– Как это? – Андрей Иванович недоуменно посмотрел на отца. – И чем же вы занимались в свободное время?
– Эх, молодо-зелено! Работали мы, сын! Работали, восстанавливали промышленность и сельское хозяйство, боролись с дефицитом, помогали замученным империализмом африканцам и китайским кули, защищали страну, обеспечивали мир во всем мире. Читали умные книжки, общались по душам, ходили на партийные курсы, словом, жили полноценной жизнью! А секс? – Иван Иванович на минуту погрустнел. – А вместо секса у нас были наглядные картинки для гинекологов и фантазия! Ведь фантазировать всегда намного приятнее, чем доподлинно знать! Или ты не согласен?

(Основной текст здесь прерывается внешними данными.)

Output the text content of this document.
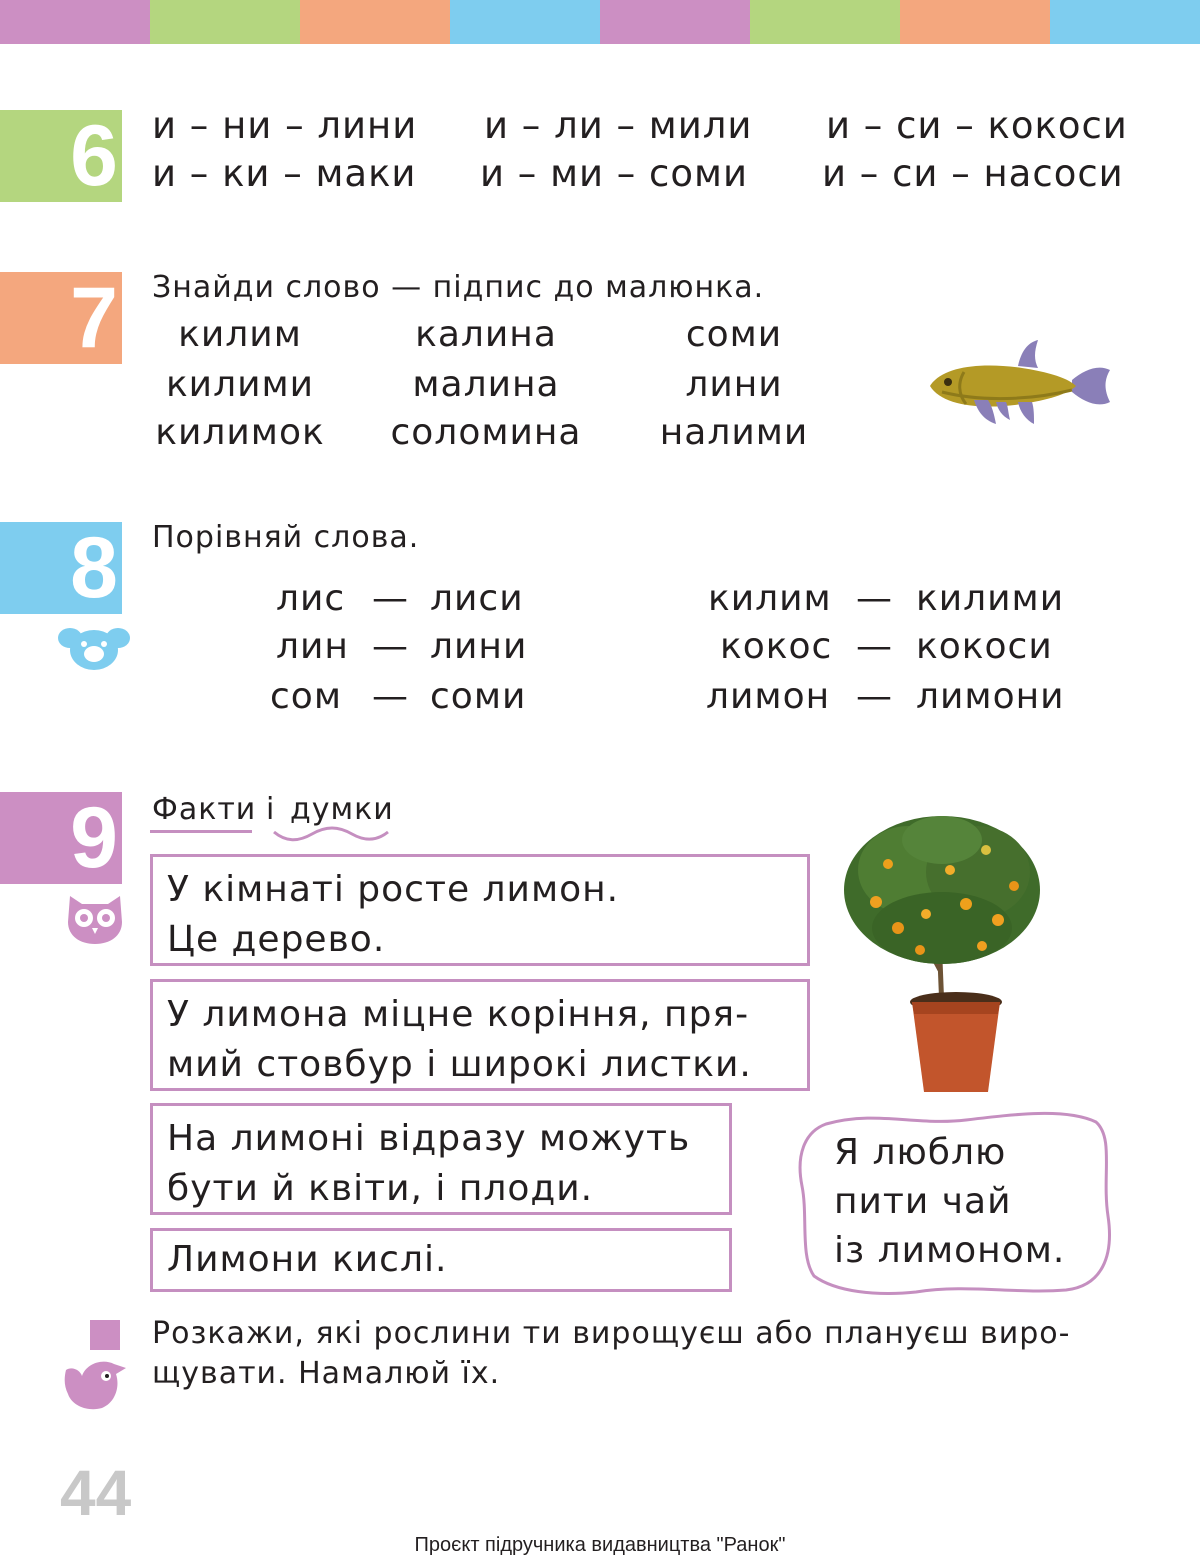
6 и – ни – лини и – ли – мили и – си – кокоси
и – ки – маки и – ми – соми и – си – насоси
7 Знайди слово — підпис до малюнка.
килим
килими
килимок
калина
малина
соломина
соми
лини
налими
8 Порівняй слова.
лис — лиси
лин — лини
сом — соми
килим — килими
кокос — кокоси
лимон — лимони
9 Факти і думки
У кімнаті росте лимон.
Це дерево.
У лимона міцне коріння, пря-
мий стовбур і широкі листки.
На лимоні відразу можуть
бути й квіти, і плоди.
Лимони кислі.
Я люблю
пити чай
із лимоном.
Розкажи, які рослини ти вирощуєш або плануєш виро-
щувати. Намалюй їх.
44
Проєкт підручника видавництва "Ранок"
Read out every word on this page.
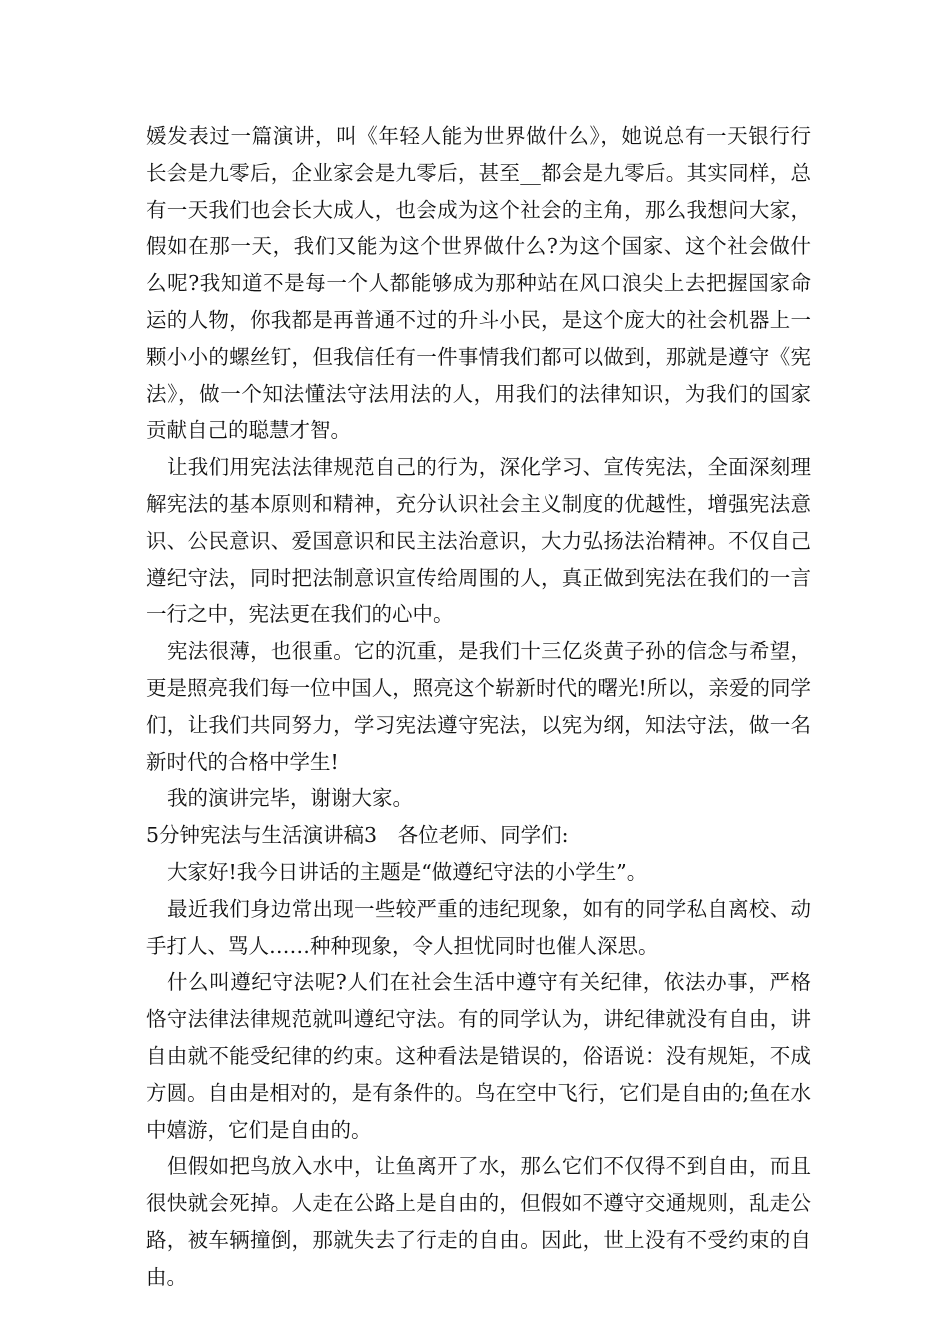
媛发表过一篇演讲，叫《年轻人能为世界做什么》，她说总有一天银行行长会是九零后，企业家会是九零后，甚至__都会是九零后。其实同样，总有一天我们也会长大成人，也会成为这个社会的主角，那么我想问大家，假如在那一天，我们又能为这个世界做什么?为这个国家、这个社会做什么呢?我知道不是每一个人都能够成为那种站在风口浪尖上去把握国家命运的人物，你我都是再普通不过的升斗小民，是这个庞大的社会机器上一颗小小的螺丝钉，但我信任有一件事情我们都可以做到，那就是遵守《宪法》，做一个知法懂法守法用法的人，用我们的法律知识，为我们的国家贡献自己的聪慧才智。

让我们用宪法法律规范自己的行为，深化学习、宣传宪法，全面深刻理解宪法的基本原则和精神，充分认识社会主义制度的优越性，增强宪法意识、公民意识、爱国意识和民主法治意识，大力弘扬法治精神。不仅自己遵纪守法，同时把法制意识宣传给周围的人，真正做到宪法在我们的一言一行之中，宪法更在我们的心中。

宪法很薄，也很重。它的沉重，是我们十三亿炎黄子孙的信念与希望，更是照亮我们每一位中国人，照亮这个崭新时代的曙光!所以，亲爱的同学们，让我们共同努力，学习宪法遵守宪法，以宪为纲，知法守法，做一名新时代的合格中学生!

我的演讲完毕，谢谢大家。

5分钟宪法与生活演讲稿3　各位老师、同学们:

大家好!我今日讲话的主题是“做遵纪守法的小学生”。

最近我们身边常出现一些较严重的违纪现象，如有的同学私自离校、动手打人、骂人……种种现象，令人担忧同时也催人深思。

什么叫遵纪守法呢?人们在社会生活中遵守有关纪律，依法办事，严格恪守法律法律规范就叫遵纪守法。有的同学认为，讲纪律就没有自由，讲自由就不能受纪律的约束。这种看法是错误的，俗语说：没有规矩，不成方圆。自由是相对的，是有条件的。鸟在空中飞行，它们是自由的;鱼在水中嬉游，它们是自由的。

但假如把鸟放入水中，让鱼离开了水，那么它们不仅得不到自由，而且很快就会死掉。人走在公路上是自由的，但假如不遵守交通规则，乱走公路，被车辆撞倒，那就失去了行走的自由。因此，世上没有不受约束的自由。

Андрей Иванович молчал. В последнее время его отец частенько рассуждал о замечательной жизни при СССР – видно, мучила ностальгия по ушедшей молодости. Конечно, воспринимать слова отца всерьез о получении трехкомнатной квартиры после пятнадцати лет пахоты было совсем ни к чему (Андрей Иванович лениво обвел взором великолепие вокруг и иронично улыбнулся), но проявить уважение к странностям старика все же стоило.
– Да, работали! – Иван Иванович посмотрел на пустую керамическую чашку, из которой он только что пил чай. – Позови-ка Оксану, пусть еще нальет по маленькой! Кстати, она у тебя массаж делать умеет?
– Наверное, да! – Андрей Ивановича пожал плечами. – Честно говоря, ни разу не спрашивал.
– А ты спроси, спроси! Не переломишься! – Капитонов-старший вдруг разозлился не на шутку. – Вот ведь выросло поколение на всем готовом, даже и в голову не придет идея проявить участие к человеку труда – к наемному служащему, к трудяге! Нет чтобы поинтересоваться личной жизнью, семьёй, детьми – все ли дома хорошо, и не нужно ли чего дополнительно!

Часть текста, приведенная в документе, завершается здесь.